Ирина Львовна рассмеялась.
— Нет, лес вокруг: разве белки будут прыгать. Сад только перед фасадом разбит, а с тыла деревья.
— А с этой квартирой что?
— Пока ничего, не определились ещё. Продавать при инфляции смысла нет, вещей полно, да и Филипп не хочет.
Сердце Марио ёкнуло было, но тут же забилось глуше прежнего: даже если «пока ничего», свет в знакомых окнах не будет гореть по вечерам, и не промелькнёт в них знакомый силуэт, и не раздастся звук торопливых шагов спускающегося по лестнице Филиппа… А «не хочет» он лишь потому, что цены всё время растут…
— Так ты зайдёшь к нам? А то поздравил и не знаешь, с чем конкретно поздравлял. Заодно и новоселье справим в узком кругу.
— Спасибо, но я не хочу вносить дискомфорт, пусть он и касается только трети вашей семьи. Это уже не моя жизнь, я не хочу никому мешать, тем более тому, кого…
Ирина Львовна взяла Марио за руку.
— Вот ведь упрямый! Ну не сиди с Филиппом, хоть в моей спальне, хоть в кабинете отца располагайся. Пойми, что наше отношение, моё расположение к тебе нисколько не изменились, и глупых нотаций тебе никто не собирается читать. Ты впадаешь в крайность и из Филиппа просто какое-то страшилище делаешь, от которого тебе почему-то надо спасаться, как от огня. Не раскланяетесь при встрече, промолчите — и дело с концом. Мы ресторан арендовали, вечер там устраиваем по случаю последних событий — ты и туда не придёшь?
— Нет, а если вы хорошо ко мне относитесь, то представьте, что я мысленно с вами, а утром заезжайте с куском пирога. Вы же знаете, что я вас всегда любил, и если сейчас отказываюсь, то не из упрямства, не из желания вам насолить, пойти во всём наперекор. И встречаться я не хочу с Филиппом вовсе не из-за него, а из-за себя: лучше совсем не видеть, лучше, чтобы скорее всё умерло, лучше не растягивать это всё, не мучиться зря…
Ирина Львовна помрачнела.
— Ну хорошо, допустим. Тебе больно, нужно время, чтоб всё улеглось. А от того, что абсолютно с Филиппом не связано, ты тоже откажешься? Я деньги хотела тебе предложить: мало ли что может понадобиться — машина там или поездка, одежда от Версаче…
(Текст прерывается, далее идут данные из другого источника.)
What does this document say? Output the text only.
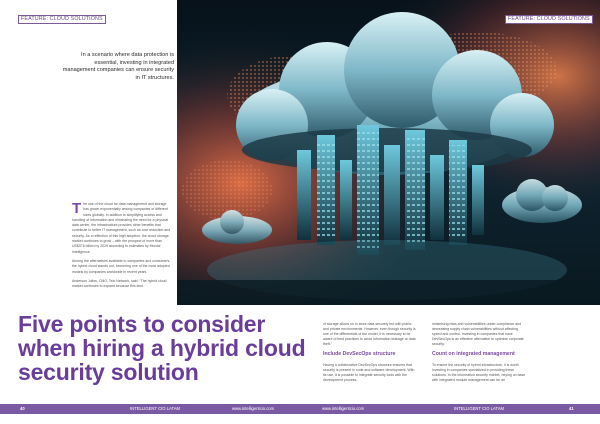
FEATURE: CLOUD SOLUTIONS	FEATURE: CLOUD SOLUTIONS
In a scenario where data protection is essential, investing in integrated management companies can ensure security in IT structures.

The use of the cloud for data management and storage has grown exponentially among companies of different sizes globally. In addition to simplifying access and handling of information and eliminating the need for a physical data center, the infrastructure provides other benefits that contribute to better IT management, such as cost reduction and security. As a reflection of this high adoption, the cloud storage market continues to grow – with the prospect of more than US$376 billion by 2029 according to estimates by Mordor Intelligence.

Among the alternatives available to companies and consumers, the hybrid cloud stands out, becoming one of the most adopted models by companies worldwide in recent years.

Anderson Julios, CMO, Telo Network, said: “The hybrid cloud market continues to expand because this kind

Five points to consider when hiring a hybrid cloud security solution

of storage allows us to store data securely but with public and private environments. However, even though security is one of the differentials of the model, it is necessary to be aware of best practices to avoid information leakage or data theft.”

Include DevSecOps structure

Having a collaborative DevSecOps structure ensures that security is present in code and software development. With its use, it is possible to integrate security tools with the development process,

minimising risks and vulnerabilities under compliance and decreasing supply chain vulnerabilities without affecting speed and control. Investing in companies that have DevSecOps is an effective alternative to optimise corporate security.

Count on integrated management

To ensure the security of hybrid infrastructure, it is worth investing in companies specialized in providing these solutions. In the information security market, relying on base with integrated module management can be an

40	INTELLIGENT CIO LATAM	www.intelligentcio.com	www.intelligentcio.com	INTELLIGENT CIO LATAM	41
Марио чуть ли не с ужасом замотал головой:
— Нет, спасибо, нет, нет. Нет, мне ничего не надо, у меня всё есть, мне ничего не нужно, я этим не интересуюсь. Даже если бы мне было нужно, даже если бы мне было очень нужно, как вы можете взять то, что принадлежит и вашему сыну в том числе, и дать это человеку, которого он ненавидит, который перед ним виноват? Даже если бы я был совсем нищим, я бы всё равно ничего не взял…
Ирина Львовна устало вздохнула.
— «Ненавидит», «виноват»… Я вижу, ты ещё не отошёл и мне тебя пока не переубедить. Только запомни: я ни от одного предложения не отказываюсь и с тобой не прощаюсь. Всё ещё изменится, вы оба так молоды, у вас вся жизнь впереди, а ты опускаешь руки из-за одного конфликта. Я ещё с тобой переговорю и не раз. И я уверена, что вскоре ты будешь смотреть на случившееся не так трагично.
Проводив Ирину Львовну до двери, Марио вышел вслед за ней на площадку и смотрел, как она спускается по лестнице. Она не преодолела и одного пролёта, когда он не сдержавшись глухо спросил:
— Как он?
Ирина остановилась и обернулась.
— Сама не пойму: то «Феррари» грозится купить, то вертит кубик Рубика и вспоминает, какую идею ты предложил, чтобы собрать его за пятнадцать секунд. — Видя, как изменилось лицо Марио, последнюю фразу она произнесла, уже не сдерживая улыбки: — Подумай и об удивлении, которое ты испытал, когда это услышал…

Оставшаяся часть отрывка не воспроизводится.